Barca Blaugranes (blog)
The discourse surrounding the literature provides a beautiful context in which productive disagreement is able to take place. The first book with which I’d like to start is one that’s fairly common. Jonathan Wilson’s "Inverting the Pyramid" walks readers through the progression of tactics within the world of football and describes the societal surroundings in which they took place. Tactics within soccer didn’t just develop through battles on the pitch (though that is largely a driving force). They developed in ways that allowed individual cultures to keep their identities while remaining competitive.
The book starts in England in the 19th century, and quickly progresses through the stylistic disagreements between the Scottish and English over the importance of individual talent and possession. From there, it follows a simple path to Central Europe... He describes why tactics blossomed in central Europe in the 1920s and 1930s, why Italy plays a very physical and defensive style, and how Total Football completely reshaped FC Barcelona.

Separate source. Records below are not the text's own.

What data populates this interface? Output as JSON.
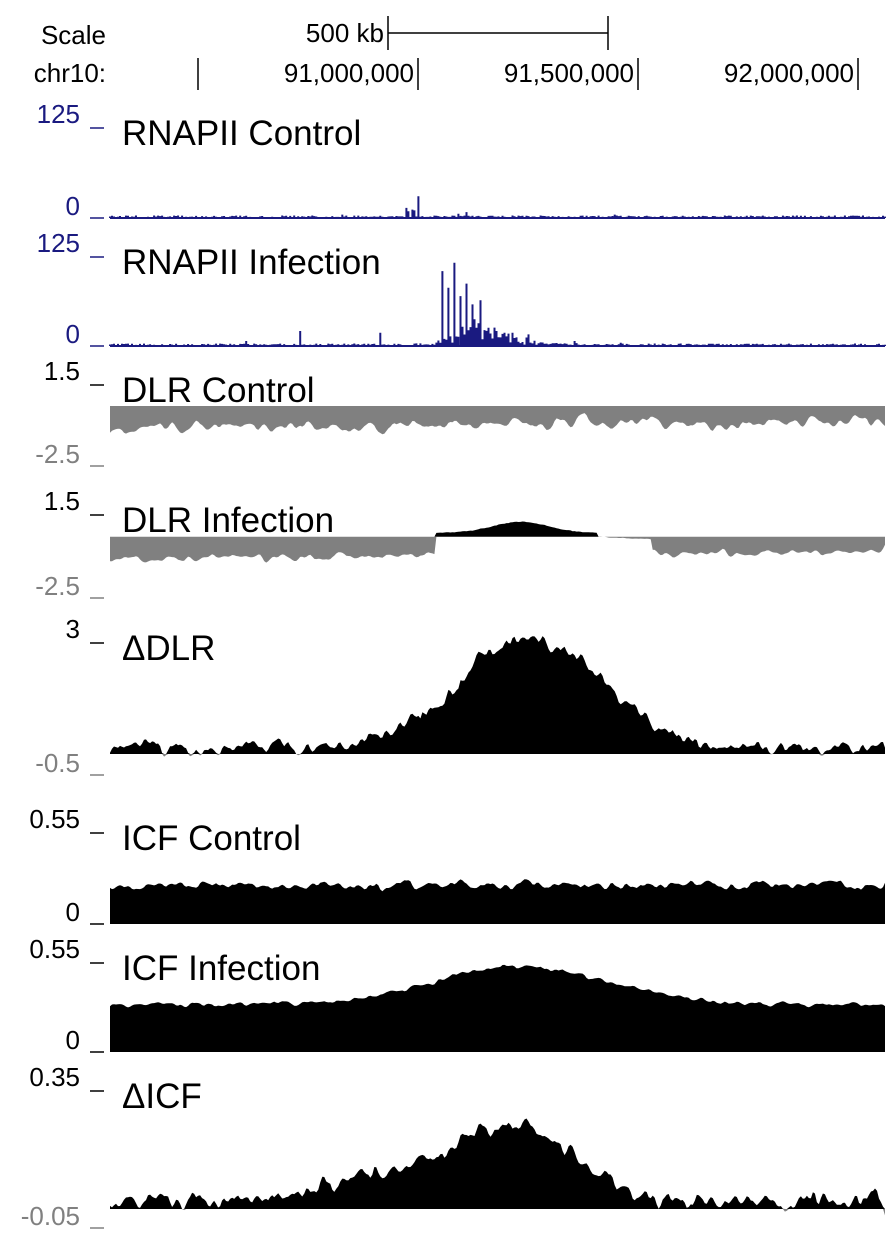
{
  "chart_data": {
    "type": "area",
    "header": {
      "scale_label": "Scale",
      "scale_bar_label": "500 kb",
      "scale_bar_kb": 500,
      "chrom_label": "chr10:",
      "region_start": 90500000,
      "region_end": 92100000,
      "ticks": [
        {
          "value": 91000000,
          "label": "91,000,000"
        },
        {
          "value": 91500000,
          "label": "91,500,000"
        },
        {
          "value": 92000000,
          "label": "92,000,000"
        }
      ]
    },
    "tracks": [
      {
        "name": "RNAPII Control",
        "ymax": 125,
        "ymin": 0,
        "ymax_label": "125",
        "ymin_label": "0",
        "style": "bar",
        "color": "#1a1a80",
        "label_color": "#1a1a80"
      },
      {
        "name": "RNAPII Infection",
        "ymax": 125,
        "ymin": 0,
        "ymax_label": "125",
        "ymin_label": "0",
        "style": "bar",
        "color": "#1a1a80",
        "label_color": "#1a1a80"
      },
      {
        "name": "DLR Control",
        "ymax": 1.5,
        "ymin": -2.5,
        "ymax_label": "1.5",
        "ymin_label": "-2.5",
        "style": "area",
        "color": "#000000",
        "neg_color": "#808080",
        "label_color": "#000000"
      },
      {
        "name": "DLR Infection",
        "ymax": 1.5,
        "ymin": -2.5,
        "ymax_label": "1.5",
        "ymin_label": "-2.5",
        "style": "area",
        "color": "#000000",
        "neg_color": "#808080",
        "label_color": "#000000"
      },
      {
        "name": "ΔDLR",
        "ymax": 3,
        "ymin": -0.5,
        "ymax_label": "3",
        "ymin_label": "-0.5",
        "style": "area",
        "color": "#000000",
        "neg_color": "#808080",
        "label_color": "#000000"
      },
      {
        "name": "ICF Control",
        "ymax": 0.55,
        "ymin": 0,
        "ymax_label": "0.55",
        "ymin_label": "0",
        "style": "area",
        "color": "#000000",
        "neg_color": "#808080",
        "label_color": "#000000"
      },
      {
        "name": "ICF Infection",
        "ymax": 0.55,
        "ymin": 0,
        "ymax_label": "0.55",
        "ymin_label": "0",
        "style": "area",
        "color": "#000000",
        "neg_color": "#808080",
        "label_color": "#000000"
      },
      {
        "name": "ΔICF",
        "ymax": 0.35,
        "ymin": -0.05,
        "ymax_label": "0.35",
        "ymin_label": "-0.05",
        "style": "area",
        "color": "#000000",
        "neg_color": "#808080",
        "label_color": "#000000"
      }
    ]
  }
}
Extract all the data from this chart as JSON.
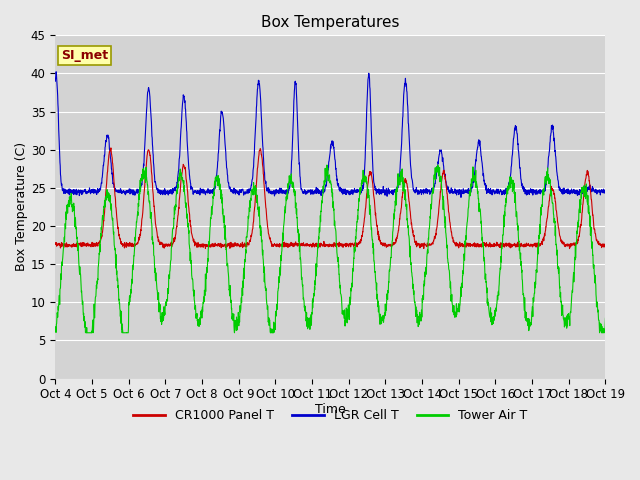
{
  "title": "Box Temperatures",
  "xlabel": "Time",
  "ylabel": "Box Temperature (C)",
  "ylim": [
    0,
    45
  ],
  "xlim": [
    0,
    360
  ],
  "fig_bg_color": "#e8e8e8",
  "plot_bg_color": "#d3d3d3",
  "grid_color": "#ffffff",
  "annotation_text": "SI_met",
  "annotation_color": "#8b0000",
  "annotation_bg": "#ffffaa",
  "annotation_border": "#999900",
  "legend_labels": [
    "CR1000 Panel T",
    "LGR Cell T",
    "Tower Air T"
  ],
  "legend_colors": [
    "#cc0000",
    "#0000cc",
    "#00cc00"
  ],
  "tick_labels": [
    "Oct 4",
    "Oct 5",
    "Oct 6",
    "Oct 7",
    "Oct 8",
    "Oct 9",
    "Oct 10",
    "Oct 11",
    "Oct 12",
    "Oct 13",
    "Oct 14",
    "Oct 15",
    "Oct 16",
    "Oct 17",
    "Oct 18",
    "Oct 19"
  ],
  "tick_positions": [
    0,
    24,
    48,
    72,
    96,
    120,
    144,
    168,
    192,
    216,
    240,
    264,
    288,
    312,
    336,
    360
  ],
  "yticks": [
    0,
    5,
    10,
    15,
    20,
    25,
    30,
    35,
    40,
    45
  ]
}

Overall, I really enjoyed the book. It moves along very quickly, but it also does a fantastic job of developing a deep understanding of the game. It combines the intellectual side of the sport with the entertainment side, and helps give the reader a better insight into why some teams are better than others – even when the talent isn’t equal. The book isn’t perfect, by any means, and there are certainly pieces of literature that delve deeper into the tactical side of the sport, but this book is an incredibly valuable piece – regardless of where you are in your knowledge of the tactical game. Given the information, the entertainment, and overall quality of the writing itself, I have to give the book four stars out of five.